TIME TO STRATEGY EXECUTION: 77 DAYS
Sally’s version of a successful strategy at the end of this century has the population and ecological footprint that humanity had in the early 1950s, in a world with half the resources that existed then. The destruction of life due to our myriad assaults and the physical feedback loops they created has been stopped with the aid of the species we spared and helped grow to sustainable levels. People’s experience with each other and the rest of nature is similar to what it was in the early 1990s, spread between the growth and peak stages with nowhere safe to go next.
Despite these superficial similarities with our past, the world looks much different from anything most people then or today would recognize. Technological progress has shifted from taking and transforming more resources to increasing and nurturing what remains. People live in what Sally calls “cached habitats,” prefabricated homes and infrastructure that supports their needs and are available for anyone’s use as long as they commit to maintenance, sharing with others, and avoiding negative impacts on all surrounding life. Everything built is designed to be reusable and biodegradable within no more than two decades, which allows for changes in local conditions and requirements for ecosystem health to influence both its decommissioning and reconstruction as needed.

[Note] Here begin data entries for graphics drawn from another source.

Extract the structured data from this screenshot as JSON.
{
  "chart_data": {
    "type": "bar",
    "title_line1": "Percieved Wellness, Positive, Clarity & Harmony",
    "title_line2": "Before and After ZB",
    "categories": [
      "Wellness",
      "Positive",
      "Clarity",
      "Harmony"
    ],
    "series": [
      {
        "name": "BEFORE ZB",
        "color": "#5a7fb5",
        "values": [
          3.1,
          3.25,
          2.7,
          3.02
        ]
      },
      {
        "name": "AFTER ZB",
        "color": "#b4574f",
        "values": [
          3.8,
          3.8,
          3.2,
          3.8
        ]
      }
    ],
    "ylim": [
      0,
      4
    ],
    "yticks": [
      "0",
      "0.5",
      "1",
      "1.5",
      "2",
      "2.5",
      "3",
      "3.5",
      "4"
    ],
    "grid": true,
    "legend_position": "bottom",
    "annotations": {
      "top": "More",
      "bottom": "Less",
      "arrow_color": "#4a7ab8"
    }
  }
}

Even more important than the sharing and design of places and things in service of healthy and diverse life supporting systems is the sharing and joint development of knowledge, understanding, and values that enables it. Common acceptance of basic facts, concepts, and values is absolutely critical to long-term survival, and is never allowed to be compromised; although new opinions and approaches are welcome as potential modifications and subject to rigorous test by those affected as a condition of adoption. In addition, forms and content of communication will be different, having adapted to changing survival requirements resulting from variable environmental conditions, forced mobility, and intensity of interaction between people.
What happens between now and then will determine the details of this scenario at the scale of people’s daily lives. The means and success of stopping and then reversing the degradation of planetary life support are expected to have the greatest impact, especially in setting the ratio of people to ecological resources, which affects the size and behavior distribution of the population.
“That last part is particularly problematic,” Maura said as we shared our reactions to Sally’s presentation. “She’s got some good reasons for holding onto that lower population figure, and I’ve got some of my own.”
“I was actually surprised that the number was so high, after she listed all the climate feedbacks already in progress, not to mention the accelerating extinction rates at the bottom of the food chain.” I had been reading a lot. “What are your reasons for believing it’s so high?”
“I’ve seen some ‘projections’ that indicate up to three billion of us could cease to be people, but they won’t cease to exist.”
“What the heck does that mean?” I asked, but she refused to answer.
Reality Check
Sally’s description is my own, based my latest simulations and some educated guesswork.